Fish at Brutalisten, a restaurant in Stockholm Sweden.

Can you describe a typical evening here? 

"We are an à la carte restaurant with many different dishes and ingredients, where you decide how you want to eat. You choose the dishes you want and the order in which you want them to be served. We create a palette of flavours and ingredients, and everything is up to the guests themselves. I think that's nice."

What an evening is like here will naturally depend on the clientele, Stefan points out. Some days it's quiet, while on others there's a real party atmosphere. As for the restaurant's popularity, he doesn't have a good explanation, but believes it's because Brutalisten is different from everything else. The food makes you think. It's a bit strange and new.

"Also, Carsten is very fond of Congolese music, which is delicious and dynamic music. So, it's Carsten's ideas, input, lots of food - grilling, serving Swedish wines, and the evenings being an overall beautiful mix of the whole package that I find special."

What's Carsten Höller like?

"He's incredibly enriching, fun, and open-minded. He's good with food and ingredients, and if he experiences something, he can ask if we can do it. For example, he might come and ask what happens if we let a squid lie in its own stomach acid for three days? Or he might bring in a wild goose that a friend has hunted and ask: what can we make from it? Carsten gets everyone around him to think differently, and he is constantly inspiring us," Stefan explains.

Stefan Eriksson, chef at Brutalisten, standing outside the restaurant in Stockholm Sweden.

But what does art actually have to do with food?

"Well... that's a good question. I recently read that 'art makes one think for oneself'' and I like that idea. Art allows you to take many paths and do things in different ways. And this can be connected to food because it's often so confined and people forget to think for themselves. We tend to follow what we see on Instagram or create dishes based on the ingredients available from the big suppliers, without really thinking," Stefan explains, before continuing:

"And that's where we conceptual art plays in – the idea that I like to cook based on a concept. The Brutalist Kitchen is precisely that: take an idea and a way of thinking and see what happens.
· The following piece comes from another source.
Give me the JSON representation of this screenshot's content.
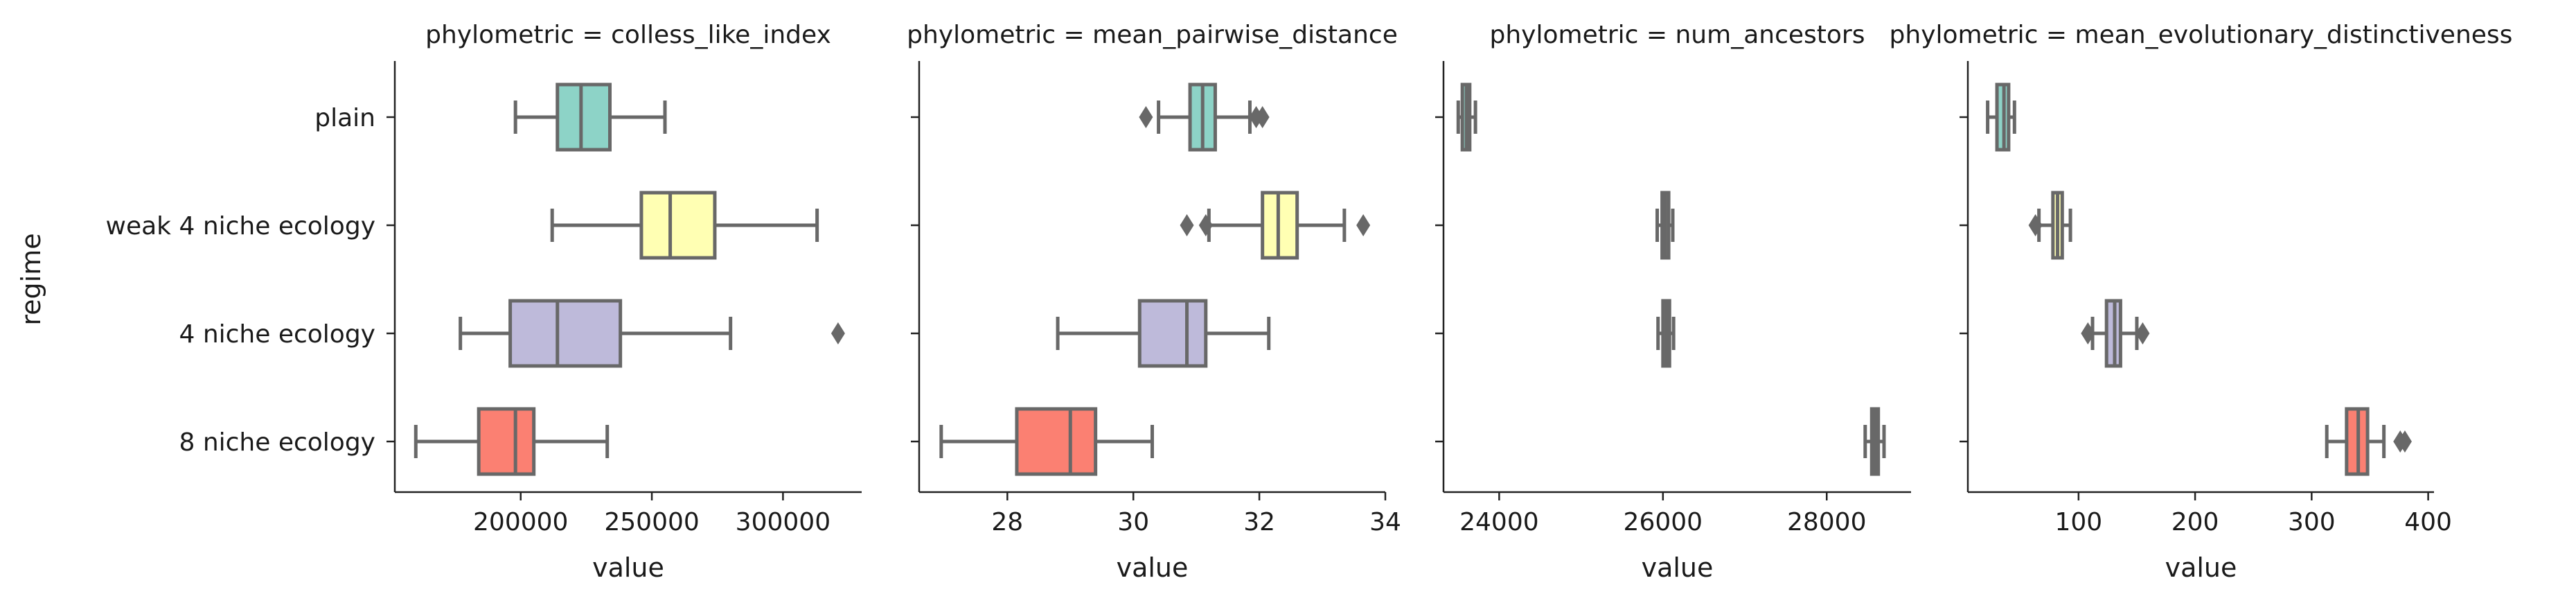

I love that!"

While Stefan has been chatting with us, we have been served both meat and fish, and we also received a friendly tip from the waiter with a smile: You have to ask outright: "What the hell are we eating?"

  • About the menu at Brutalisten

    We actually did have to ask.

  • There is dry-aged fish on one plate and beef with broth from the ox bone, complemented by a caramelised cheese sauce, on another.

  • Our conclusion was that this is food that is just as Stefan described it: quirky, extremely dedicated, Nordic, and homemade.

  • Familiar flavours from the sea and the dairy, but much, much better tastes.

  • Intense and pure. Thought-provoking.

About Carsten Höller

  • Born in 1961 in Belgium

  • Works and lives in Stockholm, Sweden

  • Carsten Höller is best known for "Test Site", a series of giant slides for Tate Modern's Turbine Hall, Amusement Park, which is an installation of full-sized carousels moving at a slow pace at MASS MoCA in North Adams, Massachusetts. In 2015 he created Decision at Hayward Gallery, where the building was transformed into an experimental journey with two entrances and four exits – two of the exits were slides.

  • Carsten Höller has a background as a researcher and his art examines scientific curiosity and human behaviour.